Al bando partecipano 192 proprietari e agricoltori

(ANSA) - LA SPEZIA, 28 GEN - Sono 192 le domande presentate e accolte dal Parco nazionale delle Cinque Terre per la ricostruzione dei muri a secco nei terrazzamenti agricoli dell'area protetta. Gli interventi finanziati consentiranno la ricostruzione complessiva di circa 4 km di muri a secco. Il bando 2025 era stato aggiornato introducendo novità condivise con le categorie agricole. Tra queste il finanziamento dei muri crollati a sostegno di terrazzamenti non coltivati, l'estensione dei tempi di realizzazione degli interventi fino a un anno, l'ammissibilità di opere già ricostruite, se documentate, e contributi proporzionati alle superfici effettivamente coltivate.
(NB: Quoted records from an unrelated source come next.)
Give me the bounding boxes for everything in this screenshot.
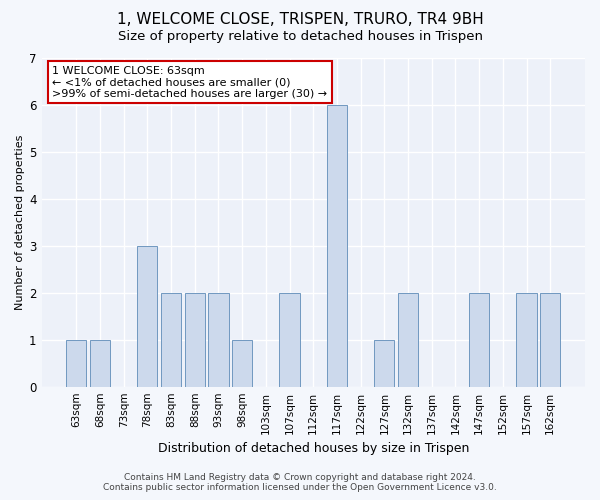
Y-axis label: Number of detached properties: Number of detached properties bbox=[15, 134, 25, 310]
Bar bbox=[517, 292, 536, 386]
Bar bbox=[327, 104, 347, 386]
X-axis label: Distribution of detached houses by size in Trispen: Distribution of detached houses by size … bbox=[158, 442, 469, 455]
Text: 1 WELCOME CLOSE: 63sqm
← <1% of detached houses are smaller (0)
>99% of semi-det: 1 WELCOME CLOSE: 63sqm ← <1% of detached… bbox=[52, 66, 328, 99]
Bar bbox=[161, 292, 181, 386]
Bar bbox=[232, 340, 252, 386]
Bar bbox=[540, 292, 560, 386]
Bar bbox=[66, 340, 86, 386]
Bar bbox=[137, 246, 157, 386]
Text: Contains HM Land Registry data © Crown copyright and database right 2024.
Contai: Contains HM Land Registry data © Crown c… bbox=[103, 473, 497, 492]
Text: Size of property relative to detached houses in Trispen: Size of property relative to detached ho… bbox=[118, 30, 482, 43]
Bar bbox=[90, 340, 110, 386]
Bar bbox=[469, 292, 489, 386]
Text: 1, WELCOME CLOSE, TRISPEN, TRURO, TR4 9BH: 1, WELCOME CLOSE, TRISPEN, TRURO, TR4 9B… bbox=[116, 12, 484, 28]
Bar bbox=[208, 292, 229, 386]
Bar bbox=[398, 292, 418, 386]
Bar bbox=[280, 292, 299, 386]
Bar bbox=[185, 292, 205, 386]
Bar bbox=[374, 340, 394, 386]
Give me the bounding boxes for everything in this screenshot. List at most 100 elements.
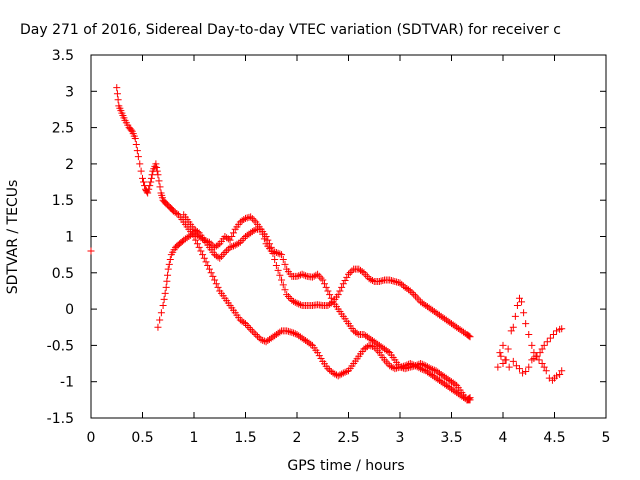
data-point [248, 215, 256, 223]
data-point [324, 287, 332, 295]
data-point [276, 250, 284, 258]
data-point [248, 327, 256, 335]
data-point [410, 290, 418, 298]
data-point [533, 352, 541, 360]
data-point [338, 370, 346, 378]
data-point [272, 248, 280, 256]
data-point [384, 347, 392, 355]
data-point [326, 291, 334, 299]
data-point [192, 236, 200, 244]
data-point [269, 249, 277, 257]
data-point [427, 365, 435, 373]
data-point [254, 332, 262, 340]
data-point [339, 280, 347, 288]
data-point [131, 134, 139, 142]
data-point [114, 96, 122, 104]
x-tick-label: 4 [499, 430, 508, 446]
data-point [153, 164, 161, 172]
data-point [281, 286, 289, 294]
x-tick-label: 2 [293, 430, 302, 446]
data-point [408, 289, 416, 297]
data-point [494, 363, 502, 371]
data-point [132, 141, 140, 149]
data-point [152, 160, 160, 168]
data-point [145, 185, 153, 193]
data-point [396, 279, 404, 287]
data-point [341, 277, 349, 285]
data-point [223, 247, 231, 255]
data-point [156, 183, 164, 191]
data-point [543, 338, 551, 346]
data-point [290, 329, 298, 337]
data-point [511, 312, 519, 320]
data-point [520, 309, 528, 317]
data-point [465, 332, 473, 340]
data-point [540, 341, 548, 349]
data-point [466, 333, 474, 341]
data-point [252, 331, 260, 339]
data-point [358, 268, 366, 276]
y-tick-label: 0 [65, 302, 74, 318]
data-point [204, 262, 212, 270]
data-point [207, 269, 215, 277]
data-point [348, 267, 356, 275]
data-point [522, 320, 530, 328]
data-point [87, 247, 95, 255]
data-point [146, 182, 154, 190]
data-point [226, 236, 234, 244]
y-tick-label: -1.5 [47, 411, 74, 427]
data-point [147, 178, 155, 186]
data-point [159, 301, 167, 309]
data-point [154, 171, 162, 179]
x-tick-label: 4.5 [543, 430, 565, 446]
data-point [160, 295, 168, 303]
y-tick-label: 1 [65, 230, 74, 246]
data-point [346, 269, 354, 277]
data-point [519, 369, 527, 377]
data-point [281, 260, 289, 268]
data-point [193, 240, 201, 248]
data-point [228, 233, 236, 240]
data-point [420, 361, 428, 369]
data-point [137, 167, 145, 175]
data-point [144, 189, 152, 197]
data-point [312, 271, 320, 279]
data-point [262, 233, 270, 240]
chart-title: Day 271 of 2016, Sidereal Day-to-day VTE… [20, 22, 561, 38]
data-point [343, 273, 351, 281]
data-point [278, 276, 286, 284]
y-tick-label: -1 [60, 375, 74, 391]
data-point [302, 272, 310, 280]
data-point [556, 370, 564, 378]
data-points [87, 84, 566, 404]
data-point [558, 367, 566, 375]
data-point [240, 216, 248, 224]
data-point [507, 327, 515, 335]
data-point [214, 253, 222, 261]
data-point [250, 216, 258, 224]
data-point [279, 281, 287, 289]
data-point [193, 228, 201, 236]
data-point [451, 380, 459, 388]
data-point [214, 283, 222, 291]
data-point [136, 160, 144, 168]
y-tick-label: 2.5 [52, 121, 74, 137]
y-axis-label: SDTVAR / TECUs [5, 180, 21, 295]
y-tick-label: 1.5 [52, 193, 74, 209]
data-point [320, 280, 328, 288]
data-point [279, 255, 287, 263]
data-point [161, 289, 169, 297]
data-point [147, 174, 155, 182]
data-point [513, 301, 521, 309]
x-tick-label: 3.5 [440, 430, 462, 446]
data-point [235, 239, 243, 247]
data-point [515, 294, 523, 302]
data-point [538, 360, 546, 368]
data-point [553, 327, 561, 335]
data-point [293, 272, 301, 280]
data-point [418, 360, 426, 368]
data-point [512, 362, 520, 370]
x-axis-label: GPS time / hours [287, 458, 404, 474]
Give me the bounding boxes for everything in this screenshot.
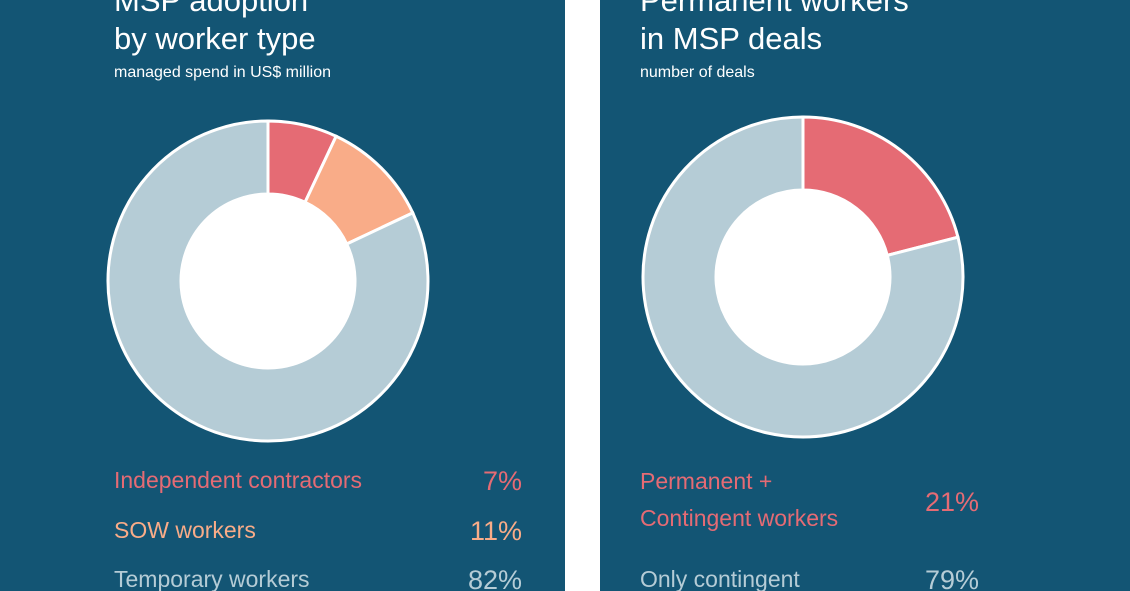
chart-1-legend-label-sow-workers: SOW workers bbox=[114, 517, 256, 543]
chart-2-donut bbox=[641, 115, 965, 439]
chart-2-legend-label-only-contingent: Only contingent bbox=[640, 566, 800, 591]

Il presidente Lorenzo Viviani ha ringraziato il personale del Parco "per aver saputo tradurre le esigenze emerse in una procedura rigorosa e trasparente, garantendo un supporto costante ai richiedenti". Il direttore facente funzione Emanuele Raso sottolinea "l'impegno dimostrato da privati cittadini e aziende agricole nel mantenere le coltivazioni esistenti e, al contempo, nel ripristino dei terrazzamenti in stato di abbandono, assicurando così un contributo positivo alla mitigazione del rischio idrogeologico." Il Parco ha deciso di integrare il budget con ulteriori 50 mila euro, per un totale di 850mila euro complessivi. I beneficiari avranno un anno per la ricostruzione del muro a secco oggetto di finanziamento. (ANSA).